Узнав, что у городка, куда его забросило, нет не только имени, но и школы, Манч разозлился. Любой культурный человек, объяснил Манч, разозлился бы на его месте, а особенно он, ведь в Берне он был известным преподавателем. Он потребовал от Ионы Голуба сегодня же собрать всех жителей городка на собрания. В тот же вечер — это была пятница — все сошлись на краю городка. Офри оставил свою жестянку из-под маслин дома, а Дов Муравьед не танцевал. Все только стояли молча и слушали Манча, который говорил почти час. Манч сказал, что необходимо немедленно объявить о том, что у городка есть имя, и о том, что в городке открылась школа, во главе которой стоять будет он. Он сказал семь раз слово «культура», три раза — «левантизм» и пять раз — «стыд и позор», а между ними он вставил еще всякие слова и цитаты на разных языках, которых никто не знал. Когда Манч закончил, он пронзил всех сияющим грозным взглядом, сам себе захлопал, еще два раза сказал «культура» и один раз — «для будущих поколений», после чего спустился со сцены. Манч спустился со сцены и гордым шагом пошел к дому Хасиды Швайга, а обсуждение продолжилось без него. На самом деле не было никакого обсуждения, говорили только Гирш и Иона Голубь. Гирш сказал, что турку нельзя показывать, что его боятся и что, по его мнению, можно пристрелить его, как собаку. Иона Голубь, напротив, советовал сделать все, что сказал Манч. Потому что, если не сделать все в точности, как сказал Манч, он вечно будет всем надоедать. В конце проголосовали. Все воздержались, потому что не поняли, что же произошло, кроме Нехемии Гирша, который демонстративно в голосовании не участвовал, и Ионы Голуба, который проголосовал за оба предложения Манча. Назавтра утром официально объявили, что у городка есть название и начали строить школу на месте старого амбара. Манч предложил назвать городок «Прогресс», потому что верил, что это явится символом осуществления общих стремлений, и все с ним согласились, потому что очень хорошо помнили слова Ионы Голуба, сказанные в прошлий вечер. Иона даже приготовил большой плакат с новым названием, чтобы повесить на южном въезде в городок, и пообещал сделать еще один, чтобы повесить на северном въезде. Остальные помогали делать школу, все кроме Гирша, который орлом крутился вокруг старого амбара, держал в руках свое кремневое ружье и пронзал Манча сверкающим враждебным взглядом.
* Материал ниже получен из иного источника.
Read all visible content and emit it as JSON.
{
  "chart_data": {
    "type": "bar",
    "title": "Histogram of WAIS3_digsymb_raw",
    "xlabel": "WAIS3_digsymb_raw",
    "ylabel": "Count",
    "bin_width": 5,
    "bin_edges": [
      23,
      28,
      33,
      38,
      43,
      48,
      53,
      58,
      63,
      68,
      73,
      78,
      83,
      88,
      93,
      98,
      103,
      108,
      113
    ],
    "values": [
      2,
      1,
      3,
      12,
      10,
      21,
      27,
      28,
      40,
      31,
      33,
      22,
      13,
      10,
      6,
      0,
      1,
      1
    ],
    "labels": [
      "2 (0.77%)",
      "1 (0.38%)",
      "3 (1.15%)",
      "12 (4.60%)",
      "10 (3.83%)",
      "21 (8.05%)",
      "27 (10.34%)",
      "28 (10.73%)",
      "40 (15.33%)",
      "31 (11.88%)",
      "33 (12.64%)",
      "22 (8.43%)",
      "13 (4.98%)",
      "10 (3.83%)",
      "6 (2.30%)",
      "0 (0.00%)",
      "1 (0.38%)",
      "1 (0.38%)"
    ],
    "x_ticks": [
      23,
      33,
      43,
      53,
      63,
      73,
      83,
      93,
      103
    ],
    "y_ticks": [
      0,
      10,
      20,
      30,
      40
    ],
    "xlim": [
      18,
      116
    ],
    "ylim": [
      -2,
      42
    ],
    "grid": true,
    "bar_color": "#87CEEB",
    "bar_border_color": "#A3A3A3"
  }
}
Школу построили за две недели. На время строительства Манч запретил праздники, чтобы жители городка не тратили даром сил, но после пообещал культурное мероприятие. В праздничный вечер, устроенный в честь окончания строительства, Манч запретил Офри стучать по своей жестянки, а Дову Муравьеду — танцевать. Вместо этого он продекламировал три стихотворения Шиллера и одно — Гете, а также сыграл на скрипке Ионы мелодию, под которую трудно было плясать и которую написал какой-то австриец, который уже умер. После чего Манч заставил всех идти спать, потому что завтра должен был быть день работы и учения, первый в прекрасной традиции, которая изменит лицо городка «Прогресс» из конца в конец.

Школа начала работать, и за несколько недель к ней даже привыкли. «Ко всему привыкаешь, даже к углям, тлеющим у тебя в руках»- сказал Нехемия Гирш, которому хорошо врезалось в память время, проведенное им в турецком плену. Он по-прежнему приходил иногда на школьный двор со своим кремневым ружьем… Но в отличие от Гирша многие люди и в самом деле были довольны тем, что появилась школа, потому что дети перестали бегать с палками вдоль заборов и больше не шумели. Манч разделил учебу по дням недели: в воскресенье, понедельник и вторник учили «культуру», в эти дни детей заставляли учить наизусть стихи на языке, которого они не понимали, а среда, четверг и пятница были днями, посвященными «Wiesenschaft». В эти дни учили науку. Грустная история семьи Муравьед началась приблизительно через три месяца после основания школы, в пятницу, последний из дней науки на той неделе.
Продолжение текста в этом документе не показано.